We welcome the decision to review treatment of vulnerable patients by CCG

Folkestone & Hythe CLP welcomes the decision by South Kent Coast Clinical Commissioning Group to appoint an ‘independent’ clinical advisor to review the CCG’s treatment of vulnerable patients of the former Folkestone East Family Practice.
Labour has seen the CCG’s letter to David Horton dated 21 December 2017 in which the review was announced.
Laura Davison, Labour’s Parliamentary Candidate for Folkestone and Hythe in the 2017 General Election, said:

“Labour has been calling for an investigation into the closure of FEFP since the community conference we organised on 4 November 2017, which the CCG and Damian Collins MP did not even attend.

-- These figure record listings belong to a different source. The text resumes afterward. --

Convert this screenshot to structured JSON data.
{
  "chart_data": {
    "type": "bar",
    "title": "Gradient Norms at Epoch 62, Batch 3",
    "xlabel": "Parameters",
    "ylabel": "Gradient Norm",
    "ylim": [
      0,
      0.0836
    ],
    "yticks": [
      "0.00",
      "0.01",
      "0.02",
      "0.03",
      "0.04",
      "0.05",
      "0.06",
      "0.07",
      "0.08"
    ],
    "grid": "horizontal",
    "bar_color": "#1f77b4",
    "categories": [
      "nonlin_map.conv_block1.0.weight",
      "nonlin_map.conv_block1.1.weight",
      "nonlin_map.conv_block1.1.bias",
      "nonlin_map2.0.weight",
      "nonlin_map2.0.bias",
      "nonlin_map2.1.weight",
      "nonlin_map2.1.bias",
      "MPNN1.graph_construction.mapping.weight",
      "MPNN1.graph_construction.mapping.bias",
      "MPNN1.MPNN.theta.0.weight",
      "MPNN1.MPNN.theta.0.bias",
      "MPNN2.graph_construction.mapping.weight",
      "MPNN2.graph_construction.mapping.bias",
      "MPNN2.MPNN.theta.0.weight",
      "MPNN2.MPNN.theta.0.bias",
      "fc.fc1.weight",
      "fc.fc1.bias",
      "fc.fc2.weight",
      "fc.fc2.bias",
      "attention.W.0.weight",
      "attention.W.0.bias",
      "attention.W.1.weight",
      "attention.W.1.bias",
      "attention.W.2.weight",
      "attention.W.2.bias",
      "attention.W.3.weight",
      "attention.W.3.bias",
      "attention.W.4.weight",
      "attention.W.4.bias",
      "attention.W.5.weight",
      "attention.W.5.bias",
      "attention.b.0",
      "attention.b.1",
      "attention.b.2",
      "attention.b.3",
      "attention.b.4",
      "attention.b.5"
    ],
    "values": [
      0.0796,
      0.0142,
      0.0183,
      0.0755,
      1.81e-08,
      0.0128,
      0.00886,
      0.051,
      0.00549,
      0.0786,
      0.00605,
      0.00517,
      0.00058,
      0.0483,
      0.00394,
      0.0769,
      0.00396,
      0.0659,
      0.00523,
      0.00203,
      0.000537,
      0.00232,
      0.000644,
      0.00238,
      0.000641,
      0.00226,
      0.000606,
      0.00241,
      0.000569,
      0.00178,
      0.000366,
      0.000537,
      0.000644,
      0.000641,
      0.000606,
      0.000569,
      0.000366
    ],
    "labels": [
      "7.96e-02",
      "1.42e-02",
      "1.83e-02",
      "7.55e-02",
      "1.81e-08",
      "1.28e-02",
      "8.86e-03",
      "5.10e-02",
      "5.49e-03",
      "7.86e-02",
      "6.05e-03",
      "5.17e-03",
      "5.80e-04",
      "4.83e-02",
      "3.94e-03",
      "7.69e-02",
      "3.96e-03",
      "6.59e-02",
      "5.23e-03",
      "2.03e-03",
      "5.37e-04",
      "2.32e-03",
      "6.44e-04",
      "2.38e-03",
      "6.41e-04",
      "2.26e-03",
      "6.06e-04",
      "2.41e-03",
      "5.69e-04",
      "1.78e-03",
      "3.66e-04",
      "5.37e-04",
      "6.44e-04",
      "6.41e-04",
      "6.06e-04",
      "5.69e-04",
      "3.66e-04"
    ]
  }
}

While the CCG is to be commended for now asking NHS England to investigate its treatment of vulnerable former FEFP patients, as we have called for, it is unfortunate that this is only happening after FEFP has closed, rather than beforehand; and only after a threat of legal action by a former patient, acting in the public interest.
It is even more unfortunate that, three months on from FEFP’s closure, the CCG still has not confirmed to the public how many of the 1,777 FEFP patients cut from its list of vulnerable people remain unallocated and unregistered with a new GP surgery. What have they got to hide?
An equality audit and a proper assessment of the impact of the closure on disabled and vulnerable people is a basic legal requirement, but the CCG appears not to have done this before the surgery closed, which caused a tidal wave of chaos across Folkestone’s GP surgeries, and continues to do so.
There are also serious questions over the role played by Damian Collins MP in the CCG’s decision to cut FEFP’s vulnerable list. Mr Collins is likely to have been aware of the CCG’s unilateral decision. Did he speak up for the 1,777 vulnerable constituents whose own doctors had said they were too vulnerable to complete the re-registration process on their own? Does he even know how many of those 1,777 vulnerable constituents remain unallocated and unregistered with a new GP? What has he done to help them?
I hope that the NHS investigation gets to the bottom of these important issues, particularly in view of the current uncertainty over the future of Church Lane Surgery in Romney Marsh. Labour will be contributing to the review and expects that its representations will be taken seriously.
Labour will continue fighting for the interests of all of the patients in the constituency.”